Dalam surat Al-Baqarah ayat 187 dijelaskan bahwa seorang suami istri boleh melakukan jima setelah berbuka puasa:
“Dihalalkan bagi kamu pada malam hari bulan puasa bercampur dengan istri-istri kamu; mereka adalah pakaian bagimu, dan kamu pun adalah pakaian bagi mereka. Allah mengetahui bahwasanya kamu tidak dapat menahan nafsumu, karena itu Allah mengampuni kamu dan memberi maaf kepadamu. Maka sekarang campurilah mereka dan ikutilah apa yang telah ditetapkan Allah untukmu, dan makan minumlah hingga terang bagimu benang putih dari benang hitam, yaitu fajar. Kemudian sempurnakanlah puasa itu sampai (datang) malam, (tetapi) janganlah kamu campuri mereka itu, sedang kamu beri’tikaf dalam masjid. Itulah larangan Allah, maka janganlah kamu mendekatinya. Demikianlah Allah menerangkan ayat-ayat-Nya kepada manusia, supaya mereka bertakwa.”

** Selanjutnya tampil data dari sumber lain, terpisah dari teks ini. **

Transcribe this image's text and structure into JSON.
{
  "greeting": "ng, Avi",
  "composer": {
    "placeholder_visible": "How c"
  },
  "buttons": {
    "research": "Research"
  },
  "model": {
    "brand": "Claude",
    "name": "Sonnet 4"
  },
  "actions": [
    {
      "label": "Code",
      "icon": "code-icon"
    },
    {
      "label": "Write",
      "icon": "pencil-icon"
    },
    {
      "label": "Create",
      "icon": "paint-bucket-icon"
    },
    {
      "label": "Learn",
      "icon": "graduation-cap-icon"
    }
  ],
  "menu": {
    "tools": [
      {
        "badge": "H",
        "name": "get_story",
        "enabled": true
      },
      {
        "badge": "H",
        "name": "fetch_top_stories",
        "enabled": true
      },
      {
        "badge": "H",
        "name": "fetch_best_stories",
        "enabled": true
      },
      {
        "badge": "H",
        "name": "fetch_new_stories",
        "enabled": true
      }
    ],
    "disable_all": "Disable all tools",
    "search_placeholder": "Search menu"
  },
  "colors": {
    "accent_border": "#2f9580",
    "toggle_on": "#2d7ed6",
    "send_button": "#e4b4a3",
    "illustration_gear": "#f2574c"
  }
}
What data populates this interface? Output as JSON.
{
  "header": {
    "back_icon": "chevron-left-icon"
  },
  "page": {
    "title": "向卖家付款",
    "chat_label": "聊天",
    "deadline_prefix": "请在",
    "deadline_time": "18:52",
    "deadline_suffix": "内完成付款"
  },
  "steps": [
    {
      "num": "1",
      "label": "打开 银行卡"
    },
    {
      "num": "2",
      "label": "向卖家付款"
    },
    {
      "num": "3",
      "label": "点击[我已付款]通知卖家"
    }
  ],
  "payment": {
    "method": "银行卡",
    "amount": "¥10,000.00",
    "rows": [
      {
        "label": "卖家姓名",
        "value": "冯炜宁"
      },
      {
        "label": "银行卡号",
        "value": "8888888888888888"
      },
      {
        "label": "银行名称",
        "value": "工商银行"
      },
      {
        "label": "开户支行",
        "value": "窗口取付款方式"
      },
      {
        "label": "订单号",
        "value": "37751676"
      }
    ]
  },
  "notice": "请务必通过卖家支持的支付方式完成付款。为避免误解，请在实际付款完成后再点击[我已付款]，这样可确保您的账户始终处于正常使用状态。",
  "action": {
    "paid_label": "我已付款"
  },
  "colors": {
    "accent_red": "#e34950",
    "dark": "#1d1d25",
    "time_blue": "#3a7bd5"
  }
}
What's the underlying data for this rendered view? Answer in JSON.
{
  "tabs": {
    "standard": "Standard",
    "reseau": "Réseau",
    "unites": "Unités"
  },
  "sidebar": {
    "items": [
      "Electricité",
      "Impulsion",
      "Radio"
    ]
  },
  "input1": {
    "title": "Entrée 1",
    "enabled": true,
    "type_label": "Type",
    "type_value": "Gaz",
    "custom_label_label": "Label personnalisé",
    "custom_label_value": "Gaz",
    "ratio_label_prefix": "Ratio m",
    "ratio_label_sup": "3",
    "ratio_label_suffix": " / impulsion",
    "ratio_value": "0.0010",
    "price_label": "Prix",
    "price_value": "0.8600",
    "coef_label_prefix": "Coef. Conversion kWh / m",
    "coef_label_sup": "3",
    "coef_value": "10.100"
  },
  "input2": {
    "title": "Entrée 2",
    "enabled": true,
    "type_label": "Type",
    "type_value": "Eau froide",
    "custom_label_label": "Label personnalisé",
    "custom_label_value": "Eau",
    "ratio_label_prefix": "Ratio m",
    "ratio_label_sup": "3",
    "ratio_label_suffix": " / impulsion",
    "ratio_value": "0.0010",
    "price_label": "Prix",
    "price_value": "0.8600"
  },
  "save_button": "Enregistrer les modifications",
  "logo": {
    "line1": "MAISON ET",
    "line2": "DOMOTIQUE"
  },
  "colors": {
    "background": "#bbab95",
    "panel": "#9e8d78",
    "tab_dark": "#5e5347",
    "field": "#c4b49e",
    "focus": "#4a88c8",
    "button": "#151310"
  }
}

Namun ada pendapat lain yang mengatakan bahwa mandi wajib atau junub boleh dilakukan setelah sholat subuh karena pada dasarnya yang membatalkan puasa adalah perbuatan jima bukan efek dari perbuatan tersebut. Pendapat ini dilandasi dari hadis yang diriwayatkan oleh Imam Bukhari yang artinya “Dari Ummu Salamah, bahwasannya Rasulullah Saw. pernah mendapatkan waktu Fajar saat beliau sedang junub di rumah keluarga beliau. Maka kemudian beliau mandi dan shaum.” (H.R. Imam Bukhari).
Niat Mandi Wajib
Sangat penting bagi kita semua untuk mengetahui bacaan niat mandi wajib, dikutip dari buku Panduan Muslim Sehari-hari, DR. KH. M. Hamdan Rasyid, MA,, dan Saiful Hadi El-Sutha (2016: 180) bacaan doa niat mandi wajib adalah sebagai berikut:
Nawaitul ghusla li raf’il hadatsil akbari fardhan lillaahi ta’aala
Artinya: “Aku berniat mandi untuk menghilangkan hadats besar, fardhu karena Allah ta’ala”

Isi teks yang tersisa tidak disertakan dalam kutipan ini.